Spatial Data Science: Network Analysis for Transportation Planning

Article was published first on Towards Data Science in 2022.

Note: This article is part of the Spatial Data Science Series by Sutan Mufti. See this meta-article for the full series.

Introduction

Transportation and urban planning practice depends on rigorous network analysis. Questions such as whether a proposed route is feasible, which public transportation configuration is most efficient, how well a region is connected, or whether routes overlap, are all fundamentally questions about graph topology. Graph theory provides the mathematical framework for answering them, and whilst it is domain-agnostic, its application to urban road and transit networks is well established and powerful.

Graph Theory in Sociology by Martin Grandjean, CC BY-SA 4.0

This article introduces a Python-based approach to network analysis for transportation planners. It assumes familiarity with basic graph theory concepts: nodes, edges, and graph structures.

Why Python

Python is a high-level, interpreted programming language well suited to analytical work that does not require low-level system programming. For transportation analysis, it offers three practical advantages: workflow automation, explicit and reproducible documentation, and a readable syntax that lowers the barrier to entry for non-software engineers. The latter is illustrated by comparing a simple output statement across languages.

In Java:

public class Main {
  public static void main(String[] args) {
    System.out.println("Hello World");
  }
}

In Python:

print('hello world')

The verbosity difference is significant.
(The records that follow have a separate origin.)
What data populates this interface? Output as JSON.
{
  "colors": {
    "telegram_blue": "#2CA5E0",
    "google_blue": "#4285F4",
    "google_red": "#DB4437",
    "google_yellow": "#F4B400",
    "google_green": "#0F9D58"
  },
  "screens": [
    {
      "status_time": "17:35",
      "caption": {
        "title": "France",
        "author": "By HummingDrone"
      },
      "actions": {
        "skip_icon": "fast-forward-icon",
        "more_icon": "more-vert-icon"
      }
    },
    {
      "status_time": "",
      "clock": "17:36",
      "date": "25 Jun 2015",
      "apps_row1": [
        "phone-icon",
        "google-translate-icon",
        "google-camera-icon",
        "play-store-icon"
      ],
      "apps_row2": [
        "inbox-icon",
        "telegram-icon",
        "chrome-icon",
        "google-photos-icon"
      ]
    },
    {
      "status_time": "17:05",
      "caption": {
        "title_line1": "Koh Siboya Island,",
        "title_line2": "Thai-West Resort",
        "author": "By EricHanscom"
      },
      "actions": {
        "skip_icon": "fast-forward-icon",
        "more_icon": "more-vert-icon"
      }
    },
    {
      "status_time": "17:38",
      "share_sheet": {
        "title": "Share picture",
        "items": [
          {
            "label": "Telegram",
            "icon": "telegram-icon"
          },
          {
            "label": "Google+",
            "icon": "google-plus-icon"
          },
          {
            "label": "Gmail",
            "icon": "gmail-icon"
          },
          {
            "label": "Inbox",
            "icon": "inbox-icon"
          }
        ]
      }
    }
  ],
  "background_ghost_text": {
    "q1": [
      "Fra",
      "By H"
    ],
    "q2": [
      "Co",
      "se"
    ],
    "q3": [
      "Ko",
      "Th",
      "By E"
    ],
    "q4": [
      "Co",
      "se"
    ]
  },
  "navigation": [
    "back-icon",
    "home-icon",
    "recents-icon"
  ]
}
For planners whose primary output is analytical insight rather than software systems, Python provides sufficient performance and considerably lower overhead.

Networkx

Networkx is a Python library for the creation, manipulation, and analysis of complex networks. It provides a Python interface to algorithms implemented in C++, which delivers competitive performance without requiring low-level programming. The combination of readable syntax and computational efficiency makes it well suited to transportation network analysis at both small and large scales.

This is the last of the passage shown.